После смерти все было странно похоже на то, что было и при жизни. Помещение, в котором он находился, было его же рабочим кабинетом, где все было так, как он привык. Большой дубовый стол с множеством ящиков, единственное кресло с жесткой спинкой, резные деревянные панели на стенах, буфет и книжные полки. Его родной бронзовый чернильный прибор со знакомыми царапинками на крышке, его любимые трубки и всегда наполненная коробка табаку. В буфете неизменно появляется бутылка сладкого «виноградного сока», а книги на полках регулярно обновляются неведомым ему образом. Толстые папки бумаг загромождают столешницу, вынуждая сдвинуть на край оба телефона. Впрочем, телефоны все равно молчат уже больше шестидесяти лет.
Занятий у него немного. Он курит, меряет шагами кабинет, каждый день выпивает символические полстакана полусладкого, листает пожелтевшие, перевязанные бечевками папки, пишет стихи и очень много читает. Иногда он поднимает трубку телефона и мучительно вслушивается в тишину на отсутствующей линии, хоть и знает, что это бесполезно. За единственным небольшим окном, забранным зелеными бархатными шторами, нет никакого вида. Только лениво ползущие клочки белого тумана в совершеннейшей пустоте.
Единственным разнообразием были доносившиеся откуда-то снаружи и одновременно отовсюду приглушенные, едва различимые звуки. Размеренные удары молота по наковальне, стук топора по стволу дерева, глухие отзвуки выстрелов — одиночных, залповых, пулеметных очередей… Отчаянные человеческие крики и далекий рокот ликующей толпы… и иногда, в одни и те же дни каждого года, — музыка… А еще тиканье больших настенных часов, стрелки которых замерли навеки на без десяти десять. Это то, что не позволяет ему оказаться в полной тишине. Небольшая тонкая ниточка, протянутая… нет, не к жизни, а всего лишь к собственному прошлому.

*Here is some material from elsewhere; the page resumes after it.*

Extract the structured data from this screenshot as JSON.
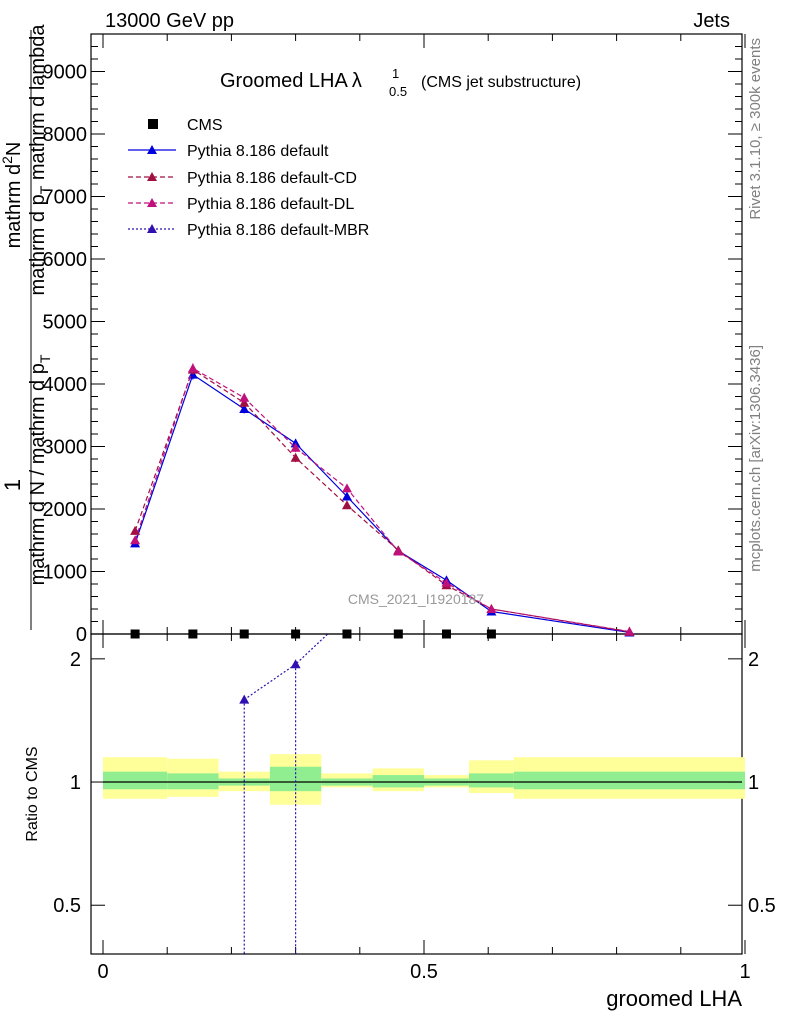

Он четко ощущает и понимает течение времени, как бы бессмысленно это ни звучало. Ему не позволяют раствориться в вечности, не дают полностью уйти в воспоминания, его заставляют чувствовать, как мимо него, в мире живых, протекает каждая минута. Это для него мучительнее всего, но он знает: все так, как и должно быть.
Поэтому когда вдруг, совершенно неожиданно, оживает и начинает надрывно дребезжать один из телефонов, он долго не может в это поверить и стоит, замерев, с изумлением глядя на аппарат. Наконец, очень медленно, будто с трудом, он протягивает дрожащую руку и снимает трубку, до ужаса боясь того, что снова услышит в ней только тишину. Но нет — шум и щелчки соединения, чье-то беспокойное дыхание. А потом и невероятные, невозможные, такие долгожданные слова:
— Собирайтесь. Вас вызывают обратно.
И только потом — гудок и тишина…
Он положил трубку, но руку убрать не смог и так и стоял, чуть сгорбившись, не понимая, что весь дрожит. Настенные часы пробили десять. Он очнулся, пришел в себя, взял с крючка в стене свою фуражку и надел, машинальным жестом поправил звезду героя соцтруда на кителе. В голове предательски метались сомнения: «Узнают ли? Спустя столько лет? Неужели снова нужен?». А сердце в груди билось волнительно, радостно. Он подошел к двери и решительно положил руку на отполированную до блеска латунную ручку. Он был уверен — в этот раз дверь непременно откроется.